BOM Gone?
r2d2Proton opened this issue · 1 comments
r2d2Proton commented
The best I can tell, in Lottie-Windows Loader.cs, StorageFIleLoader.cs, LottieCompositionReader.cs there is an effort to process different UTF and non-UTF files:
public static LottieComposition? ReadLottieCompositionFromJsonStream(Stream stream, Options options, out IReadOnlyList<(string Code, string Description)> issues)
{
ReadStreamToUTF8(stream, out var utf8Text);
return ReadLottieCompositionFromJson(utf8Text, options, out issues);
}
static void ReadStreamToUTF8(Stream stream, out ReadOnlySpan<byte> utf8Text)
{
// This buffer size is chosen to be about 50% larger than
// the average file size in our corpus, so most of the time
// we don't need to reallocate and copy.
var buffer = new byte[150000];
var bytesRead = stream.Read(buffer, 0, buffer.Length);
var spaceLeftInBuffer = buffer.Length - bytesRead;
while (spaceLeftInBuffer == 0)
{
// Might be more to read. Expand the buffer.
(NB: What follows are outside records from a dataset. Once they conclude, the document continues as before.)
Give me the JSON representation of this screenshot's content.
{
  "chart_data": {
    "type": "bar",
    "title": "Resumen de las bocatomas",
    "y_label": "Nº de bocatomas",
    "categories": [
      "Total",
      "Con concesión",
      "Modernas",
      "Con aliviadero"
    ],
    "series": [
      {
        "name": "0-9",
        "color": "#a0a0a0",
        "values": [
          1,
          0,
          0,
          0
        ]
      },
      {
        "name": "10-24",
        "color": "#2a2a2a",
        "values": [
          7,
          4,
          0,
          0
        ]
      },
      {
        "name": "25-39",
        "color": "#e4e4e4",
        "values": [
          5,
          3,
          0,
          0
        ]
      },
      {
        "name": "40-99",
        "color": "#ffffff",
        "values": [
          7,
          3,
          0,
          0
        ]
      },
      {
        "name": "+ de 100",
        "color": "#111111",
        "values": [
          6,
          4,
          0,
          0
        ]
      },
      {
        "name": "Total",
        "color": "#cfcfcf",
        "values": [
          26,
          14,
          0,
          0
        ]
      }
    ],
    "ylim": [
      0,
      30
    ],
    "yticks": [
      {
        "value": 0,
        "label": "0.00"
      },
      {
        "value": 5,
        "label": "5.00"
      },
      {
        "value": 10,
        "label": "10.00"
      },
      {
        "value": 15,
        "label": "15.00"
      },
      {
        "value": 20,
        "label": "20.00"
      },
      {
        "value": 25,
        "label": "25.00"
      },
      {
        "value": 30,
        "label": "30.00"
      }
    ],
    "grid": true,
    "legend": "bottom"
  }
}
var newBuffer = new byte[buffer.Length * 2];
spaceLeftInBuffer = buffer.Length;
var totalBytesRead = buffer.Length;
Array.Copy(buffer, 0, newBuffer, 0, totalBytesRead);
buffer = newBuffer;
bytesRead = stream.Read(buffer, totalBytesRead, buffer.Length - totalBytesRead);
spaceLeftInBuffer -= bytesRead;
}
utf8Text = new ReadOnlySpan<byte>(buffer);
NormalizeTextToUTF8(ref utf8Text);
}
static void NormalizeTextToUTF8(ref ReadOnlySpan<byte> text)
{
if (text.Length >= 1)
{
switch (text[0])
{
case 0xEF:
// Possibly start of UTF8 BOM.
if (text.Length >= 3 && text[1] == 0xBB && text[2] == 0xBF)
{
// UTF8 BOM. Step over the UTF8 BOM.
text = text.Slice(3, text.Length - 3);
}
break;
}
}
}
The best I can tell, when loading UTF-8 files with:
var filePicker = new FileOpenPicker{};
StorageFile? file = await filePicker.PickSingleFileAsync();
The BOM has already been eaten by a function before this is called. The beginning of the buffer is the start of the "{"JSON.
Simplified version:
static void ReadStreamToUTF8(Stream stream, out ReadOnlySpan<byte> utf8Text)
{
// This buffer size is chosen to be about 50% larger than the average file size in our corpus, so most of the time
var buffer = new byte[stream.Length];
var bytesRead = stream.Read(buffer, 0, buffer.Length);
utf8Text = new ReadOnlySpan<byte>(buffer);
NormalizeTextToUTF8(ref utf8Text);
}
r2d2Proton commented
Also, please note the Lottie file I am testing with happens to be 1,812,872 bytes. Many others though are less than 100KB. Doing a check of more. . .
And other files in the same folder are larger than the 150KB allocated above (793 KB, 329 KB, 259 KB, 257 KB, . . . , 223 KB).
Another at 2,136,832 bytes